Apart from this rather pragmatic fact, I wonder if there are other conclusions that I can draw from my time spent at the riding school. Are there any parallels to my actual research? I think indeed, there are. Hard work plays an important role in American conservatism and in the rural US in general (Cramer 2016: 72). But do such considerations lead anywhere? And what about the sensual interaction between me and my horse – what lessons have been gained from this sensual experience that could be important for my future research? Or isn’t it rather the case that sensual experience is composed of a symphony of sensory impressions that are always contextual and integrated into discourses or at least move on the margins of these (Wrana & Lange 2007) – therefore, should not be examined separately?

There are many other questions buzzing in my head some more concrete, some less.
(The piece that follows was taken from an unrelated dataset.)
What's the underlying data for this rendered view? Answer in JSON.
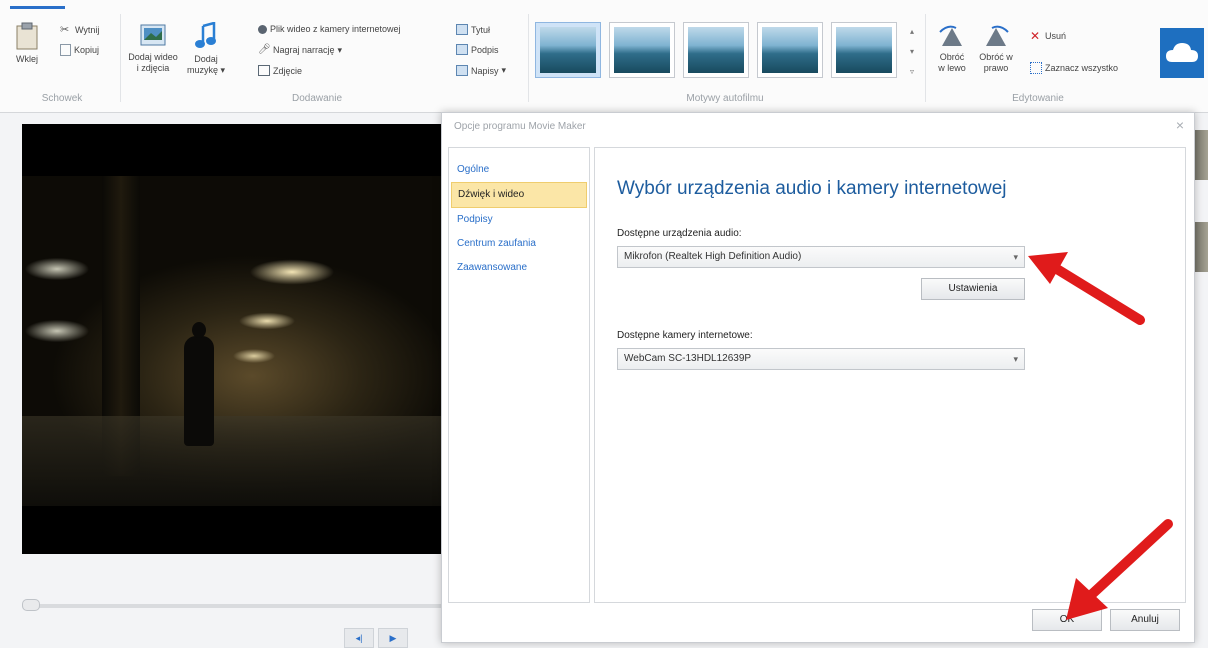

But I guess this is quite normal in an uncertain situation like this, and thus we would probably do well to stick to what we as anthropologists do best – reflect upon situation calmly and objectively. In this way we can readily avoid “that the multiplicity of coronavirus/lockdown/quarantine ethnographies will […] turn out to be an overabundance of ad hoc interpretations” (Góralska 2020: 50)

Written on 8 October 2020

 

Daniel Jákli started his doctoral studies in May 2019 at the Department of Anthropology and African Studies at the University of Mainz. Before that, he studied culture anthropology and sociology in Bayreuth and Göttingen, where he graduated with his thesis “Not so rosy: neighborhood and resource conflicts in Naivasha, Kenya”. Contact: djkli[at]uni-mainz.de


References

Cramer, Katherine. 2016. The Politics of Resentment: Riral Consciousness in Wiscons and the Rise of Scott Walker. Chicago: University of Chicago Press.

Feld, Steven. 2012. Sound and Sentiment: Birds, Weeping, Poetics, and Song in Kaluli Expression. Durham: Duke University Press.

Feld, Steven. 2015. Acoustemology. In: Novak, David & Matt Sakakeeny (eds.). Keywords in Sound. Durham: Duke University Press, pp. 12-21.

Góralska, Magdalena. 2020. Anthropology from Home: Advice on Digital Ethnography for the Pandemic Times. In: Anthropology in Action 27 (1), 46-52.

Hochschild, Arlie. 2016. Strangers in their own land: Anger and mourning on the American right. New York: New Press.

Ingold, Tim. 2000. The Perception of the Environment: Essays on livelihood, dwelling and skill. London: Routledge.

Langer, Antje & Wrana, Daniel. 2007. An den Rändern der Diskurse. Jenseits der Unterscheidung diskursiver und nicht-diskursiver Praktiken. In: Forum: Qualitative Sozialfoschung Vol. 8 (1).

Latour, Bruno. 2018. Das terrestirische Manifest. Berlin: Suhrkamp.

Pink, Sarah. 2009. Doing Sensory Ethnography. London: Sage.

Postill, John & Pink, Sarah. 2012. Social Media Ethnography: The Digital Researcher in a Messy Web. Media International Australia.

Spittler, Gerd. 2001. Teilnehmende Beobachtung als Dichte Teilnahme. In: Zeitschrift für Ethnologie 126, 1-25.

Tsing, Anna L. 2015. The Mushroom at the End of the World: On the Possibility of Life in Capitalist Ruins. Princeton: Princeton University Press.